Siamo di fronte a un cambiamento tra i più grandi della storia, con una rivoluzione tecnico-scientifica dalla portata impressionante: ricerca e progresso sono in grado di sondare ambiti che vent'anni fa erano impensabili; Internet è diventato lo specchio in cui ricercare un'identità, in relazioni virtuali...


GxG MagazineEducazione sfida del secolo Mordente

da GxG Magazine

del 17 aprile 2012

Evangelizzare ed educare in tempo di crisi

Emergenza: […], particolare condizione di cose, momento critico, che richiede un intervento immediato. (da Dizionario della Lingua Italiana G.T)

          Questa è una delle definizioni del lemma “emergenza” che dà il vocabolario; se parliamo di educazione, non ci può essere significato più adatto di questo.

          Già nei secoli scorsi sono capitati momenti in cui i giovani hanno vissuto in tempi di crisi, che li hanno portati a vivere in condizioni peggiori del passato e a rimboccarsi le maniche per venirne fuori. Tante volte sentiamo anche i racconti dei nostri nonni, che hanno saputo sacrificarsi e lottare per avere un futuro.
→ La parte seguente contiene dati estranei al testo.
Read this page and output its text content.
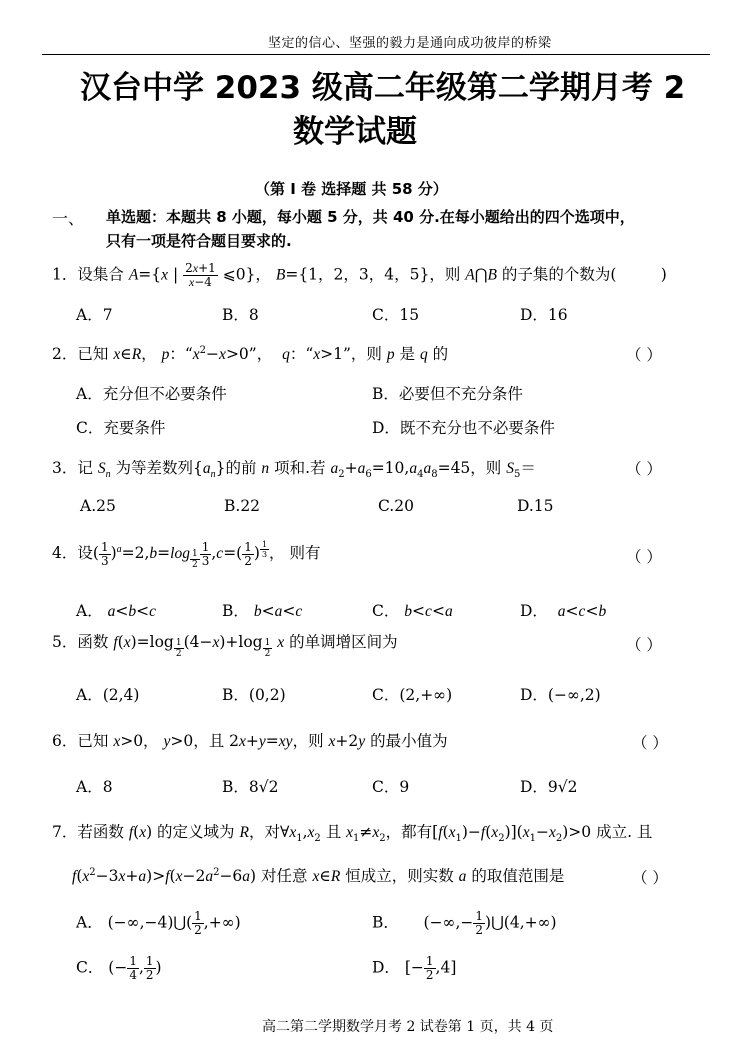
坚定的信心、坚强的毅力是通向成功彼岸的桥梁
汉台中学 2023 级高二年级第二学期月考 2
数学试题
（第 I 卷 选择题 共 58 分）
一、 单选题：本题共 8 小题，每小题 5 分，共 40 分.在每小题给出的四个选项中，
只有一项是符合题目要求的.
1．设集合 A={x | $\frac{2x+1}{x-4}$ ⩽0}， B={1，2，3，4，5}，则 A⋂B 的子集的个数为(         )
A．7	B．8	C．15	D．16
2．已知 x∈R， p：“$x^2-x>0$”，  q：“x>1”，则 p 是 q 的	（ ）
A．充分但不必要条件	B．必要但不充分条件
C．充要条件	D．既不充分也不必要条件
3．记 $S_n$ 为等差数列$\{a_n\}$的前 n 项和.若 $a_2+a_6=10,a_4a_8=45$，则 $S_5=$	（ ）
A.25	B.22	C.20	D.15
4．设( $\frac{1}{3} )^a=2,b=\log$ $_{\frac{1}{2}} \frac{1}{3} ,c=( \frac{1}{2}$ ) $^{\frac{1}{3}}$ ， 则有	（ ）
A． a<b<c	B． b<a<c	C． b<c<a	D．  a<c<b
5．函数 f(x)=log $_{\frac{1}{2}}$ (4−x)+log $_{\frac{1}{2}}$ x 的单调增区间为	（ ）
A．(2,4)	B．(0,2)	C．(2,+∞)	D．(−∞,2)
6．已知 x>0， y>0，且 2x+y=xy，则 x+2y 的最小值为	（ ）
A．8	B．8√2	C．9	D．9√2
7．若函数 f(x) 的定义域为 R，对$\forall x_1,x_2$ 且 $x_1\ne x_2$，都有$[f(x_1)-f(x_2)](x_1-x_2)>0$ 成立. 且
$f(x^2-3x+a)>f(x-2a^2-6a)$ 对任意 x∈R 恒成立，则实数 a 的取值范围是	（ ）
A． (−∞,−4)⋃( $\frac{1}{2}$ ,+∞)	B．     (−∞,− $\frac{1}{2}$ )⋃(4,+∞)
C． (− $\frac{1}{4}$ , $\frac{1}{2}$ )	D． [− $\frac{1}{2} ,4$]
高二第二学期数学月考 2 试卷第 1 页，共 4 页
Oggi la domanda è più che mai pressante: sapremo farlo anche noi, giovani del XXI secolo?

          Siamo di fronte a un cambiamento tra i più grandi della storia, con una rivoluzione tecnico-scientifica dalla portata impressionante: ricerca e progresso sono in grado di sondare ambiti che vent’anni fa erano impensabili; Internet è diventato lo specchio in cui ricercare un’identità, in relazioni virtuali, nell’illusione di un sapere facile e più accessibile, nella sensazione di poter scegliere da padroni cosa leggere, guardare e giudicare.

          La parola stessa “educazione” è stata sostituita dalla più digeribile “formazione”: un termine neutro e utilitaristico, che fa molta meno paura. Educare è un concetto troppo radicale perché mira al cuore stesso dell’uomo, mentre formare lascia maggiore margine di manovra e libertà: senza un maestro che ti insegna e ti guida, puoi autorealizzarti e scegliere da solo che uomo diventare. Questa è un’illusione pericolosissima che quasi sa di delirio di onnipotenza: so io che cosa mi serve e lo voglio subito, miro a crescere per adattarmi e trarre il massimo profitto dalle situazioni invece che a perfezionarmi come persona e puntare al mio essere uomo.

Mission impossible

          Il pericolo più grande in cui possiamo incorrere è lo scoraggiamento. Anche se sembra il meno problematico, non è da sottovalutare. “Anima dell’educazione può essere solo una speranza affidabile” scrive il Papa. Educatori, insegnanti, animatori rischiano di non sperare più di fronte a un disorientamento simile e al bombardamento mediatico e culturale a cui sono sottoposti i ragazzi. Arrendersi è già partire sconfitti, ammettere che non c’è altro da fare: ma la fiducia nella vita è specchio della fiducia in Dio che ci ha chiamati alla vita. Il problema è proprio qui: la crisi educativa parte proprio da una crisi di fiducia, che si manifesta in educatori e insegnanti pieni di dubbi, incertezze e incapaci di una testimonianza personale, nell’attaccamento a un titolo di studio e non alla qualità del sapere.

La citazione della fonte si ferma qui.